Una rete di luoghi di welfare di comunità culturali e sociali
Un modello e marchio registrato, che ha anche attivato una “Scuola delle Portinerie di comunità” e studiato con il Politecnico di Milano un originalissimo contratto di social franchising.
«Al momento ad Agrigento c’è una persona che abbiamo formato alla Summer School sugli attivatori di comunità», dice ancora il direttore della Rete Italiana di Cultura Popolare, «alla quale darà prima possibile il cambio uno o più soggetti del Terzo settore con il quale stiamo già interloquendo, per fare in modo che diventino detentori di questa portineria, così come in tutta Italia. Grazie anche al Portale dei Saperi, strumento che permette alle portinerie di fare incontrare competenze e bisogni, coprogettando azioni culturali, sociali e di inclusione, calibrate in base alla tipologia del luogo e della comunità che la ospita. Basta fare un giro sul sito della Rete delle portinerie di comunità, si può capire quanti e quali sono gli strumenti a disposizione: dagli orti di comunità agli empori fai da noi, dai bike sharing di portineria alle monete di prossimità. Tutto pensato per incontrare i reali bisogni delle persone. Lo dimostrano anche le 200 famiglie sostenute dalla “comunità del dono” e le 500 azioni generative realizzate nel tempo. Tra qualche giorno, per esempio, annunceremo che, a Torino, la Fondazione Banco dell’Energia elargirà alla “Rete delle portinerie di comunità” una cifra importante per “ingaggiare” famiglie in situazioni di povertà energetica alle quali offrire azioni di formazione che consentano sconti sul pagamento delle bollette. Questo vuol dire che le nostre portinerie entreranno a pieno titolo non solo all’interno delle politiche pubbliche, ma anche in quelle di sostenibilità delle aziende, per dare una risposta al territorio con una forma di sistema che non si sostituisce al pubblico, ma con esso lavora in maniera sistematica».
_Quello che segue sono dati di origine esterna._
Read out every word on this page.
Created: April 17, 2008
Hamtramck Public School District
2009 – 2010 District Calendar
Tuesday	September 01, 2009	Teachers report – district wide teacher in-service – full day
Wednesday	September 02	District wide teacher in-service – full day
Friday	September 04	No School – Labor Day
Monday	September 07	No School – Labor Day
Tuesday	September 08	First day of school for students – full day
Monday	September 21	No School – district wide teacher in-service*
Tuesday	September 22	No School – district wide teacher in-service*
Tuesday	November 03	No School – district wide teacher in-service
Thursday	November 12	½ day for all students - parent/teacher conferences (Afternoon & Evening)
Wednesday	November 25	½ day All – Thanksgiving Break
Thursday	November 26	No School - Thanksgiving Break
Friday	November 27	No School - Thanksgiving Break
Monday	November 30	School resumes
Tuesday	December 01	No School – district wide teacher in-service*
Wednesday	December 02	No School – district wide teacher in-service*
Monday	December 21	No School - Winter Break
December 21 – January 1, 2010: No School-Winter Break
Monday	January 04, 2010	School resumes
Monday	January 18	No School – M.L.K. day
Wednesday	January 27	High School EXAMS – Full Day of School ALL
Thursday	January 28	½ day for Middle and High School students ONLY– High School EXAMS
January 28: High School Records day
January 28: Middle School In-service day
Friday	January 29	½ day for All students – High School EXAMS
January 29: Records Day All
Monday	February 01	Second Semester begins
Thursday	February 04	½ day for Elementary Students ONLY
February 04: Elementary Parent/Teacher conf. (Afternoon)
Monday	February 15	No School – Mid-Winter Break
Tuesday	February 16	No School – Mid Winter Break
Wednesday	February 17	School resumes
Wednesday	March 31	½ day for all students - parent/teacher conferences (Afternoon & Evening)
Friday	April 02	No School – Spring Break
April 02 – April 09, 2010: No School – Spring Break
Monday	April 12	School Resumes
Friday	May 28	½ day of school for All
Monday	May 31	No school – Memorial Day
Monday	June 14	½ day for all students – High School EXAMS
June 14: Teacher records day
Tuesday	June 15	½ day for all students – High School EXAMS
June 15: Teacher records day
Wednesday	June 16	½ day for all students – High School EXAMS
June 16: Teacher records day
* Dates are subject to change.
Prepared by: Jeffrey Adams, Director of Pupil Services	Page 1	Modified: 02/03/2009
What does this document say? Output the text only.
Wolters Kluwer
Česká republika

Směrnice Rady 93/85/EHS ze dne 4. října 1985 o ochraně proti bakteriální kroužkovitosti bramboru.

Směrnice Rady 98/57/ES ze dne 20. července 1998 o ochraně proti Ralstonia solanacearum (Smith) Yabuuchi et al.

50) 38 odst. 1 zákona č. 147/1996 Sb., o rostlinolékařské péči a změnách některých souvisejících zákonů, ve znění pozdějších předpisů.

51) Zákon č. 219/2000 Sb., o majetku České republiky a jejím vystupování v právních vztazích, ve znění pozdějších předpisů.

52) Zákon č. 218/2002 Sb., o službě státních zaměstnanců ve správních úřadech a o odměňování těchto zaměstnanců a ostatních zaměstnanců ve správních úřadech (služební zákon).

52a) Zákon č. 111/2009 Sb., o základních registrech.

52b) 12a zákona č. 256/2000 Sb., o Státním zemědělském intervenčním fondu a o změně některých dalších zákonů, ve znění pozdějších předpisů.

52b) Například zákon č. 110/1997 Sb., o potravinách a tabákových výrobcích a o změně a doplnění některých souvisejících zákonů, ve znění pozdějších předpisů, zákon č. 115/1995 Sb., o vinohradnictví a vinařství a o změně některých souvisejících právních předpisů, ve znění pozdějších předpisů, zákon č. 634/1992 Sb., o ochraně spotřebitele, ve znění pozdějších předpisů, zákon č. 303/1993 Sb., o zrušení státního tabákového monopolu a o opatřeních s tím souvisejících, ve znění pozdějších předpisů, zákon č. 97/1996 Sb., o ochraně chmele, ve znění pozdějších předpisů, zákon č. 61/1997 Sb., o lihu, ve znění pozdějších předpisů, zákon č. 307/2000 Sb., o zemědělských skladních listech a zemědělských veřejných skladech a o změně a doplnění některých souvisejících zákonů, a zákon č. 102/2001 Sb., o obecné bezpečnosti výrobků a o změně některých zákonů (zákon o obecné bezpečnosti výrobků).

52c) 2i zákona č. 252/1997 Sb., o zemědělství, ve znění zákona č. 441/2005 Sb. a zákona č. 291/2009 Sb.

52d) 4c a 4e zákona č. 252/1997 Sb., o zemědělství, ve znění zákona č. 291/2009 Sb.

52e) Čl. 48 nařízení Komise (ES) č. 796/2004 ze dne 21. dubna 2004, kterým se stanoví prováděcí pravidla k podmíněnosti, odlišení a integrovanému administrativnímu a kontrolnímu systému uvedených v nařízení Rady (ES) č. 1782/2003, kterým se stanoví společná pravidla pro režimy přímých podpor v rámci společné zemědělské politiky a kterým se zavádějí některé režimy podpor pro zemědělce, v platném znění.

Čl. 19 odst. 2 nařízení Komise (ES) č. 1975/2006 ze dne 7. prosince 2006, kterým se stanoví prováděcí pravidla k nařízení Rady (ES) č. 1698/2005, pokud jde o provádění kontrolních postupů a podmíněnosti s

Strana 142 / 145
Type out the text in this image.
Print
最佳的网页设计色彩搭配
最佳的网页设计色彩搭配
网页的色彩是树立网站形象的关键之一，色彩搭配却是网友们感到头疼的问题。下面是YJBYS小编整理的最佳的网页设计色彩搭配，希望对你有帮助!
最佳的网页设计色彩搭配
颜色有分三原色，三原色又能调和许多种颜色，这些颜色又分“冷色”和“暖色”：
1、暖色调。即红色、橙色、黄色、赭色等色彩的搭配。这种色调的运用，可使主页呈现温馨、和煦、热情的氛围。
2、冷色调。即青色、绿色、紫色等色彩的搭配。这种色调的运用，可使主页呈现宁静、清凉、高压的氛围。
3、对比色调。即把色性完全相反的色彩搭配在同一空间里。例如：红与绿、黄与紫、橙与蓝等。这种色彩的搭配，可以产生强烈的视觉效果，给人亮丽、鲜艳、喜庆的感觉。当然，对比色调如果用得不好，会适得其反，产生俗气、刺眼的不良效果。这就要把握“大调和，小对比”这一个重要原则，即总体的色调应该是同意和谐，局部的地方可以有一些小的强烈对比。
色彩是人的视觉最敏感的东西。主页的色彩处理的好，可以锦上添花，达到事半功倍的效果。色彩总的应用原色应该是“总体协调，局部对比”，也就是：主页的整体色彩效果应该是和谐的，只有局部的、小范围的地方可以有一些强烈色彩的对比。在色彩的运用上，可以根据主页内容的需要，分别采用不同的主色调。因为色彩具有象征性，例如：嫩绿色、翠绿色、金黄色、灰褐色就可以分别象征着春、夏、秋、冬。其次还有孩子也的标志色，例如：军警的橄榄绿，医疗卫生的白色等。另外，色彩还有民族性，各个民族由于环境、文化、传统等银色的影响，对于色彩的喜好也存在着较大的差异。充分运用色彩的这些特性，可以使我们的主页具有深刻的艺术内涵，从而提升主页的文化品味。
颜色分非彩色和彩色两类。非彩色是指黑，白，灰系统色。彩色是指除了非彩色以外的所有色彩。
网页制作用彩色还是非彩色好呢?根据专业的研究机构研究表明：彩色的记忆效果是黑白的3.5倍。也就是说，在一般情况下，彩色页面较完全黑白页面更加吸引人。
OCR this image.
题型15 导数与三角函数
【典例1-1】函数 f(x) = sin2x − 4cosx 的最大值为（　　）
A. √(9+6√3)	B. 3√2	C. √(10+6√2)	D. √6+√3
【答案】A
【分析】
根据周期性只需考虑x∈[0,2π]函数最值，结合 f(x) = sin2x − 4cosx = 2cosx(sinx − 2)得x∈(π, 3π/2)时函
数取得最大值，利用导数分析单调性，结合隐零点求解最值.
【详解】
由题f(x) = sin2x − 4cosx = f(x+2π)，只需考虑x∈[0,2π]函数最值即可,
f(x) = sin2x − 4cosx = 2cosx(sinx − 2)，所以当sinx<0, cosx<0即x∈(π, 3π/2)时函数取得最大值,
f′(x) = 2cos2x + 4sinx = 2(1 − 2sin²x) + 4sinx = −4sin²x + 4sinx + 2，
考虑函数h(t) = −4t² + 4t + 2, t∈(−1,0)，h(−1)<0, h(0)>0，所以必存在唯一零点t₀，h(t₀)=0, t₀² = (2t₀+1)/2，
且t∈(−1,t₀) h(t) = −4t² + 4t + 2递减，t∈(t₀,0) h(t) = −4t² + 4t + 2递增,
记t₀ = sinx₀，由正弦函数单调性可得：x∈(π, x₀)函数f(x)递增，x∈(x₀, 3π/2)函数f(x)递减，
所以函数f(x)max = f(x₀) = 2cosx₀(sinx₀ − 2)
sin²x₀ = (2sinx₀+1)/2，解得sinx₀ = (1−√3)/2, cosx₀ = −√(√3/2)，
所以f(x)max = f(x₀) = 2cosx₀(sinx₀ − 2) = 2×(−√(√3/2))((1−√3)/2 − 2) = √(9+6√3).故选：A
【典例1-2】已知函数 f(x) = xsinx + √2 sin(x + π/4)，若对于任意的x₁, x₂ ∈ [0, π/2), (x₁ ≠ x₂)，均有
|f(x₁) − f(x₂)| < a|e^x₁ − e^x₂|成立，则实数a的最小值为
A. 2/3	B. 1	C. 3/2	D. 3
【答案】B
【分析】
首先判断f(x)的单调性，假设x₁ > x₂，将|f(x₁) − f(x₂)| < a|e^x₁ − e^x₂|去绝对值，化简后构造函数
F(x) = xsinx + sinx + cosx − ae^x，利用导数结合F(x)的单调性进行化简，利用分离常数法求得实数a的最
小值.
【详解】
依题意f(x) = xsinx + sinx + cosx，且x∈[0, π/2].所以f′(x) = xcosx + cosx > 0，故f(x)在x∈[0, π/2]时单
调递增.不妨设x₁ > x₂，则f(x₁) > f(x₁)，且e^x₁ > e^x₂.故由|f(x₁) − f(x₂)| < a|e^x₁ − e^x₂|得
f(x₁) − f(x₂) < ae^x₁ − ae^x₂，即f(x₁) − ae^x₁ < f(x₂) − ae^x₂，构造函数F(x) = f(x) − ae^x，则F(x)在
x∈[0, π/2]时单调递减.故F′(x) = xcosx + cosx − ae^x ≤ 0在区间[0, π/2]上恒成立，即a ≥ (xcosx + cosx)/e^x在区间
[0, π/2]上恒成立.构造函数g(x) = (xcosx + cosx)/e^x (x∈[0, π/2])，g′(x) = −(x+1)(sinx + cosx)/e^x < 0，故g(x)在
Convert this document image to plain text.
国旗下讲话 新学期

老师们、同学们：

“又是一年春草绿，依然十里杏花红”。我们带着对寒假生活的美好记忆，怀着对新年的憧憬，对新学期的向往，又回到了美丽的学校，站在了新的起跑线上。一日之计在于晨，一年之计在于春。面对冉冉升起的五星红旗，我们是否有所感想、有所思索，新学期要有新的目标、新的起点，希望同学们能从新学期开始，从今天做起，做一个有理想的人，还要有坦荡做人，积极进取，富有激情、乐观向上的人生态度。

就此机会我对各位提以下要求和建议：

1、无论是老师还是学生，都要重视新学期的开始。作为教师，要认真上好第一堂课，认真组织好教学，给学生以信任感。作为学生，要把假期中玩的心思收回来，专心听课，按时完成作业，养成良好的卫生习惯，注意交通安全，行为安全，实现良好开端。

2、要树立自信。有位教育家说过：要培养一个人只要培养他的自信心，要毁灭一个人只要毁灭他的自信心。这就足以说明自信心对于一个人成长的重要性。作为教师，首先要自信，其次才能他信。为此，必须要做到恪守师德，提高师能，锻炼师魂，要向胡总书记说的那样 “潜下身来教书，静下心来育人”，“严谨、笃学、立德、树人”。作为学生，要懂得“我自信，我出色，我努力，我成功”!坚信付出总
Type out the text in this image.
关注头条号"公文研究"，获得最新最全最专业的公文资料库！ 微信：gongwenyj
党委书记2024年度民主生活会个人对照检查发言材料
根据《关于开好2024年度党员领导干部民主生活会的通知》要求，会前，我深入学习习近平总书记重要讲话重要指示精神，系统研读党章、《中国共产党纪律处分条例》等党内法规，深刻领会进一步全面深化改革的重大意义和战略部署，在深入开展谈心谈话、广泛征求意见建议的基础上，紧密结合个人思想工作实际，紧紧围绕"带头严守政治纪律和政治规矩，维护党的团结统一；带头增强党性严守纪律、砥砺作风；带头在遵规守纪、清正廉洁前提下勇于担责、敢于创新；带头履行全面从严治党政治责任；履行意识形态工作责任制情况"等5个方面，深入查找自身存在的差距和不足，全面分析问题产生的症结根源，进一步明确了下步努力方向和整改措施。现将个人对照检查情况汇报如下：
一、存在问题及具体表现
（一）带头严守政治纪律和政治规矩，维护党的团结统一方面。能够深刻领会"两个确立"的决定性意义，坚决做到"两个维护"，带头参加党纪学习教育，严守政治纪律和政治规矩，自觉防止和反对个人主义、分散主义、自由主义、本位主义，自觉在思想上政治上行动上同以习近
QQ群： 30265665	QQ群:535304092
Un processo all’apparenza molto semplice
«Purtroppo, come spesso capita, riusciamo a fare cose incredibili, ma quelle più semplici, che mettono insieme le persone, costano sempre tanta fatica. Per esempo, una cosa che sta molto funzionando a Torino da cinque anni è un’iniziativa semplicissima e simpaticissima: ogni estate la portineria tiene circa 35 chiavi di casa per andare a dare l’acqua alle piante o portare da mangiare agli animali domestici quando qualcuno è fuori per vacanza o per altri motivi. Si è creato quel luogo della fiducia che ricompatta il tessuto, le relazioni. Noi ci auguriamo che anche Agrigento segua questa strada», conclude Damasco, «forte del senso di accoglienza che caratterizza il sud Italia. Certo ci vuole tempo, la fiducia va guadagnata, ma questo percorso può, secondo me, far bene non solo alle singole persone, ma anche a un Terzo settore che spesso si ritrova assolutamente da solo, isolato nel proprio territorio».